The act defines a consumer as a California resident, “as defined in Section 17014 of Title 18 of the California Code of Regulations…however identified, including by any unique identifier”. According to the California Code of Regulations, a resident is an individual:
- “who is in the State for other than a temporary or transitory purpose, and”
- “who is domiciled in the State who is outside the State for a temporary or transitory purpose”.
What do you mean by collecting information?
According to the law, collection “means buying, renting, gathering, obtaining, receiving, or accessing any personal information pertaining to a consumer by any means”. This includes information from the consumer, received either actively or passively, as well as by observing the consumer’s behavior.
What obligations do businesses have now?
- Businesses that collect personal information must inform consumers about the categories of personal information that will be collected and the purpose for which it is being collected, before or at the point of collection. No other information can be collected apart from the one consent was granted for.
- A business may offer financial incentives to consumers to compensate for the collection of personal information. They have to notify the consumer if they offer such a provision.
Exercising rights needs to be easily accessible to consumers.
- Businesses have to make accessible methods available to consumers for them to request disclosure of personal information. For instance, it requires a minimum of a toll-free number and in case of websites, a provision within the website.

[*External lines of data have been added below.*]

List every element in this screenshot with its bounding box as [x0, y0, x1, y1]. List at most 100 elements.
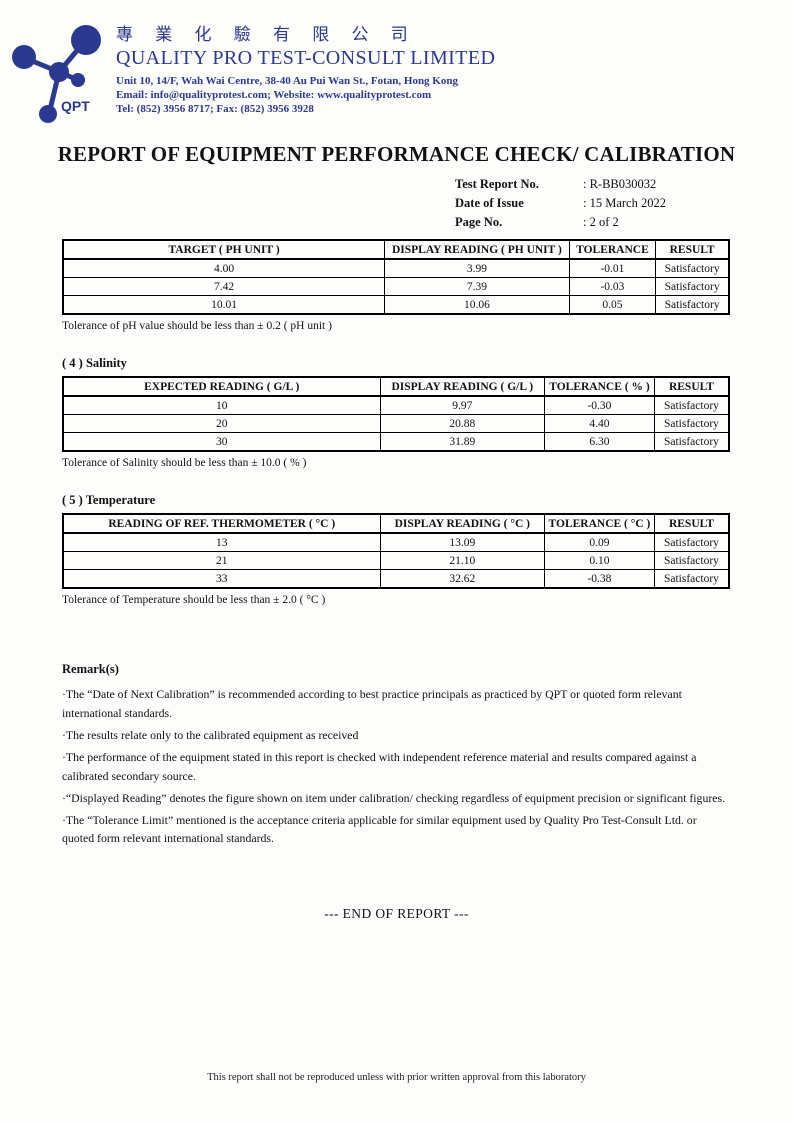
column-header: DISPLAY READING ( G/L ) [379, 376, 546, 398]
table-cell: 6.30 [544, 432, 655, 452]
table-cell: 9.97 [379, 395, 546, 416]
remark-item: ·The results relate only to the calibrat… [62, 728, 359, 742]
section-heading-salinity: ( 4 ) Salinity [62, 356, 127, 371]
table-cell: Satisfactory [653, 395, 730, 416]
table-cell: 30 [62, 432, 381, 452]
table-cell: 20 [62, 414, 381, 434]
page-no-label: Page No. [455, 214, 503, 229]
table-cell: 4.00 [62, 258, 386, 279]
table-cell: 13 [62, 532, 381, 553]
table-cell: -0.38 [544, 569, 655, 589]
table-cell: -0.30 [544, 395, 655, 416]
column-header: EXPECTED READING ( G/L ) [62, 376, 381, 398]
remark-item: ·The performance of the equipment stated… [62, 749, 697, 783]
table-cell: 10.06 [384, 295, 570, 315]
date-of-issue-label: Date of Issue [455, 195, 524, 210]
letterhead-text: 專 業 化 驗 有 限 公 司 QUALITY PRO TEST-CONSULT… [116, 10, 495, 116]
temperature-tolerance-note: Tolerance of Temperature should be less … [62, 594, 326, 607]
table-cell: 10 [62, 395, 381, 416]
table-row: 20 20.88 4.40 Satisfactory [62, 414, 730, 434]
temperature-calibration-table: READING OF REF. THERMOMETER ( °C ) DISPL… [62, 513, 730, 590]
report-info-row: Page No. : 2 of 2 [455, 213, 793, 232]
column-header: TOLERANCE ( % ) [544, 376, 655, 398]
table-row: 21 21.10 0.10 Satisfactory [62, 551, 730, 571]
column-header: READING OF REF. THERMOMETER ( °C ) [62, 513, 381, 535]
table-row: 30 31.89 6.30 Satisfactory [62, 432, 730, 452]
ph-tolerance-note: Tolerance of pH value should be less tha… [62, 320, 332, 333]
table-header-row: TARGET ( PH UNIT ) DISPLAY READING ( PH … [62, 239, 730, 261]
column-header: TOLERANCE [568, 239, 657, 261]
company-name-english: QUALITY PRO TEST-CONSULT LIMITED [116, 47, 496, 69]
column-header: RESULT [655, 239, 730, 261]
salinity-calibration-table: EXPECTED READING ( G/L ) DISPLAY READING… [62, 376, 730, 453]
column-header: TARGET ( PH UNIT ) [62, 239, 386, 261]
logo-text: QPT [61, 98, 90, 114]
table-cell: 10.01 [62, 295, 386, 315]
table-cell: 21 [62, 551, 381, 571]
table-header-row: EXPECTED READING ( G/L ) DISPLAY READING… [62, 376, 730, 398]
table-row: 7.42 7.39 -0.03 Satisfactory [62, 277, 730, 297]
company-email-website: Email: info@qualityprotest.com; Website:… [116, 88, 432, 101]
table-header-row: READING OF REF. THERMOMETER ( °C ) DISPL… [62, 513, 730, 535]
table-row: 13 13.09 0.09 Satisfactory [62, 532, 730, 553]
table-cell: 0.10 [544, 551, 655, 571]
test-report-no-value: : R-BB030032 [583, 177, 657, 191]
table-cell: 13.09 [379, 532, 546, 553]
column-header: TOLERANCE ( °C ) [544, 513, 655, 535]
company-tel-fax: Tel: (852) 3956 8717; Fax: (852) 3956 39… [116, 102, 314, 115]
table-row: 4.00 3.99 -0.01 Satisfactory [62, 258, 730, 279]
table-row: 10.01 10.06 0.05 Satisfactory [62, 295, 730, 315]
section-heading-temperature: ( 5 ) Temperature [62, 493, 156, 508]
table-cell: 7.39 [384, 277, 570, 297]
page-title: REPORT OF EQUIPMENT PERFORMANCE CHECK/ C… [57, 142, 736, 166]
table-cell: Satisfactory [655, 277, 730, 297]
table-cell: Satisfactory [653, 532, 730, 553]
table-row: 10 9.97 -0.30 Satisfactory [62, 395, 730, 416]
table-cell: Satisfactory [655, 295, 730, 315]
table-cell: 32.62 [379, 569, 546, 589]
company-name-chinese: 專 業 化 驗 有 限 公 司 [116, 25, 417, 44]
table-cell: Satisfactory [655, 258, 730, 279]
table-cell: -0.03 [568, 277, 657, 297]
table-cell: Satisfactory [653, 414, 730, 434]
company-contact-block: Unit 10, 14/F, Wah Wai Centre, 38-40 Au … [116, 75, 495, 116]
page-no-value: : 2 of 2 [583, 214, 619, 229]
remarks-section: Remark(s) ·The “Date of Next Calibration… [62, 662, 731, 848]
table-cell: 33 [62, 569, 381, 589]
column-header: RESULT [653, 513, 730, 535]
footer-disclaimer: This report shall not be reproduced unle… [207, 1072, 586, 1083]
ph-calibration-table: TARGET ( PH UNIT ) DISPLAY READING ( PH … [62, 239, 730, 316]
table-cell: 20.88 [379, 414, 546, 434]
report-body: TARGET ( PH UNIT ) DISPLAY READING ( PH … [62, 239, 731, 922]
table-cell: Satisfactory [653, 569, 730, 589]
table-cell: 3.99 [384, 258, 570, 279]
test-report-no-label: Test Report No. [455, 177, 539, 191]
table-cell: 0.05 [568, 295, 657, 315]
remark-item: ·The “Date of Next Calibration” is recom… [62, 687, 682, 721]
table-cell: Satisfactory [653, 432, 730, 452]
report-info-row: Test Report No. : R-BB030032 [455, 175, 793, 194]
letterhead: QPT 專 業 化 驗 有 限 公 司 QUALITY PRO TEST-CON… [0, 0, 793, 128]
company-address: Unit 10, 14/F, Wah Wai Centre, 38-40 Au … [116, 75, 458, 87]
salinity-tolerance-note: Tolerance of Salinity should be less tha… [62, 457, 307, 470]
table-cell: 4.40 [544, 414, 655, 434]
remarks-heading: Remark(s) [62, 662, 119, 677]
table-cell: Satisfactory [653, 551, 730, 571]
table-cell: 7.42 [62, 277, 386, 297]
column-header: DISPLAY READING ( °C ) [379, 513, 546, 535]
column-header: DISPLAY READING ( PH UNIT ) [384, 239, 570, 261]
report-info-row: Date of Issue : 15 March 2022 [455, 194, 793, 213]
table-cell: 31.89 [379, 432, 546, 452]
report-info-block: Test Report No. : R-BB030032 Date of Iss… [455, 175, 793, 231]
qpt-logo: QPT [8, 10, 110, 128]
table-cell: -0.01 [568, 258, 657, 279]
remark-item: ·The “Tolerance Limit” mentioned is the … [62, 812, 697, 846]
table-row: 33 32.62 -0.38 Satisfactory [62, 569, 730, 589]
table-cell: 0.09 [544, 532, 655, 553]
end-of-report-marker: --- END OF REPORT --- [324, 906, 469, 922]
remark-item: ·“Displayed Reading” denotes the figure … [62, 790, 726, 805]
date-of-issue-value: : 15 March 2022 [583, 195, 666, 210]
column-header: RESULT [653, 376, 730, 398]
table-cell: 21.10 [379, 551, 546, 571]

- On receiving a consumer request on the access of personal information, businesses will have to disclose and deliver information free of charge by mail or electronically.
- Businesses have to deliver the requested information within 45 days of receiving the request from the consumer. The disclosure should cover the 12-month period preceding the receipt of the consumer request.
- Businesses must provide a “clear and conspicuous” link on its internet homepage that says “Do Not Sell My Personal Information”. This link would provide the consumer the opportunity to opt out of the sale of its information. Moreover, consumers cannot be asked to create an account to submit such requests.
How much can businesses be fined?
- The law has a provision of a private right to action that is limited to data breaches. A private right of action allows a private person to enforce their rights under a statute. Under the CCPA, such damages can come under the CCPA in between $100 to $750 per incident per consumer.
- The Attorney General can enforce businesses in violation of the law to a civil penalty of not more than $2500 per violation and $7500 per intentional violation.